NATO Jails Western Journalists Too, Spanish Reporter Marks 15 Months In Polish Jail Without Being Charged

Spanish Reporter Marks Year In Polish Jail On Russia Spy Charge, By AFP – Agence France Presse

Spanish journalist Pablo Gonzalez (picture right) who has been held in a Polish prison for 14 months without being charged with a crime.

A Spanish journalist is set to mark a year behind bars in Poland Tuesday after being arrested and charged with spying for Russia, although Polish prosecutors have provided no evidence for the claim, according to his lawyers.

Freelance journalist Pablo Gonzalez, who was working for Spanish online news site Publico and La Sexta television, was arrested by the Polish intelligence services near the border with Ukraine on February 28, 2022.

His arrest came just four days after Russia sent troops into Ukraine.

Despite a year behind bars, no trial date has been set and his lawyers remain in the dark about the charges against this 40-year-old journalist who was born in Moscow but moved to Spain when he was nine.

“The charges against the suspect concern spying for the benefit of the Russian Federation’s secret services,” Lukasz Lapczynski, spokesman for the prosecutor’s office, told AFP on Friday.

If convicted, Gonzalez faces a maximum 10-year jail sentence.

His Spanish lawyer Gonzalo Boye said prosecutors had not provided evidence to corroborate their allegations.

“If they had something concrete, they would have sent us the whole lawsuit so we could put up a defence,” he told AFP.

“When they keep asserting things that we don’t have access to and keep extending his detention, we can deduce they’re going round in circles.”

Boye said he had no idea when the case would go to court.

Amnesty International on Monday called for Gonzalez’s “release pending trial” and expressed concern in a statement over “his conditions of detention”.

Edith Rodriguez, deputy head of the Spain branch of media watchdog Reporters Without Borders (RSF) said the Polish authorities should “either substantiate the accusations against him or release him”.

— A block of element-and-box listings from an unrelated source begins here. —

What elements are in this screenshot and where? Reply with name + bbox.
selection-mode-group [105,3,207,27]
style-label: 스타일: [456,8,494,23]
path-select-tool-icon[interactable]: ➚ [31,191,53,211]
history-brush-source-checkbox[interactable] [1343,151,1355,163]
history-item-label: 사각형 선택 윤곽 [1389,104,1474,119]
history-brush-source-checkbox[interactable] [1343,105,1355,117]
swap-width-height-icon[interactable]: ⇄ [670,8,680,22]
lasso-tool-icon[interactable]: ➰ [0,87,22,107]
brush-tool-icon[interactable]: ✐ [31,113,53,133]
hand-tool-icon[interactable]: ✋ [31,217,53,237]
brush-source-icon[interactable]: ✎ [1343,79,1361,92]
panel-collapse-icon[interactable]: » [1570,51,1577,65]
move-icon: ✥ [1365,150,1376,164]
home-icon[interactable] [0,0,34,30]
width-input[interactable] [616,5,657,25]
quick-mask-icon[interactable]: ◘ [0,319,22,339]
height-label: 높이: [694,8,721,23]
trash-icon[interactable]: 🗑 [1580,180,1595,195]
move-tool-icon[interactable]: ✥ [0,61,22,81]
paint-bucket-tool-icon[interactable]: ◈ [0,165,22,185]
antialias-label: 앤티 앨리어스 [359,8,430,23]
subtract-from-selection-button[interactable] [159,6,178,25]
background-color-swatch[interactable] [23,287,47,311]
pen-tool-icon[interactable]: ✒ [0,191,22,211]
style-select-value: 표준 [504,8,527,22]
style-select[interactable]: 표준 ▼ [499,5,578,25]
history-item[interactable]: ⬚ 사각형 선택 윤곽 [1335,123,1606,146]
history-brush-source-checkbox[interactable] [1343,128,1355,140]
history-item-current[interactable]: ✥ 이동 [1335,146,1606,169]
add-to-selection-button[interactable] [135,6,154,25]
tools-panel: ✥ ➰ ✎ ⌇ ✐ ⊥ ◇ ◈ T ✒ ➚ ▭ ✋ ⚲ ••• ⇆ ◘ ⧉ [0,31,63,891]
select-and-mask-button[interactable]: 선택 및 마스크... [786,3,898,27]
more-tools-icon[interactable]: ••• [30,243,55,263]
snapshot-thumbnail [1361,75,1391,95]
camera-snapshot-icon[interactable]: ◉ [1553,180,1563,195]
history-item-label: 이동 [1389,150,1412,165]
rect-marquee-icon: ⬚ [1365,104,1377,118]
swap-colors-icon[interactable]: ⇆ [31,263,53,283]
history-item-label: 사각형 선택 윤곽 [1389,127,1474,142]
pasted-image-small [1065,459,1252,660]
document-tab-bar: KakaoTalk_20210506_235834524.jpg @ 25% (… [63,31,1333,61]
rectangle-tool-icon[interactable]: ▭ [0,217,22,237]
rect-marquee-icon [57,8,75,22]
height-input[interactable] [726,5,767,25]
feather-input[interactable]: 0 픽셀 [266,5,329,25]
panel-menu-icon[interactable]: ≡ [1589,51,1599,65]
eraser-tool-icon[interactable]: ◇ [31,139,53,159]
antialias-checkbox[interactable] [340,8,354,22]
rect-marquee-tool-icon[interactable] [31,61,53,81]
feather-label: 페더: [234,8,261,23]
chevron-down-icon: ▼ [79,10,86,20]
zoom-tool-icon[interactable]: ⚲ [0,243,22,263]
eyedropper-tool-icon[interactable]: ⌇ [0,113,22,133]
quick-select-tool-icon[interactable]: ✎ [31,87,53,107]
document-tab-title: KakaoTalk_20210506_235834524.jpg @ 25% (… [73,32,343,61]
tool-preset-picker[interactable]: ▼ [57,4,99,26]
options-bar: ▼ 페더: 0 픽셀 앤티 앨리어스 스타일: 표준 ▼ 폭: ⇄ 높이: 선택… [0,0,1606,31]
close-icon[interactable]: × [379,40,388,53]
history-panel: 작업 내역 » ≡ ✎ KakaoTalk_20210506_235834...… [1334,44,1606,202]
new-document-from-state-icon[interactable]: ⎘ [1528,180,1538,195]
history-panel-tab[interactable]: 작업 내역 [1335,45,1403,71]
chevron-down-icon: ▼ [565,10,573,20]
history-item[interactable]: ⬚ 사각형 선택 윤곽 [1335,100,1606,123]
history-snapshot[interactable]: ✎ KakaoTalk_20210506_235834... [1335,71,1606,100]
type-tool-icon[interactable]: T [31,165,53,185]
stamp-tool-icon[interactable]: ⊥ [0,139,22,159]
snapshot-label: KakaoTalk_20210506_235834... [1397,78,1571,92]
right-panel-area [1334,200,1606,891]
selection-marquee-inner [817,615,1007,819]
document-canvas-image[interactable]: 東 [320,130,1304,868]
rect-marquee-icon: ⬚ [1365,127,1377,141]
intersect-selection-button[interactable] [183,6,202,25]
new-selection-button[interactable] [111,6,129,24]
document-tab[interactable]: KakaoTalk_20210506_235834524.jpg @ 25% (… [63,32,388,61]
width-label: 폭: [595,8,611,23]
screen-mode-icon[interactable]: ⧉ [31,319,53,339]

“Anything else is a violation of his fundamental rights,” she said.

Spanish Foreign Minister Jose Manuel Albares told parliament last week that the accusations against Gonzalez are “very serious” but the investigation was taking place “within the legal timeframe”.

“He hasn’t been abandoned and I’m following the case very closely,” the minister added.

Several days after his arrest in the border town of Przemysl, Poland’s ABW counter-intelligence agency accused Gonzalez of being “an agent for the GRU”, Russia’s military intelligence service.

“He carried out operations for the benefit of Russia, profiting from his status of journalist,” it said.

Gonzalez’s pre-trial detention was extended by the court of appeal in Lublin until May 24, court spokeswoman Dorota Janicka told AFP.

When Gonzalez moved to Spain with his mother after his parents divorced, he had a passport under the name Pavel Aleksevich Rubtsov, featuring his father’s name, but on obtaining Spanish nationality, he took a Spanish name using his mother’s surname: Pablo Gonzalez Yague.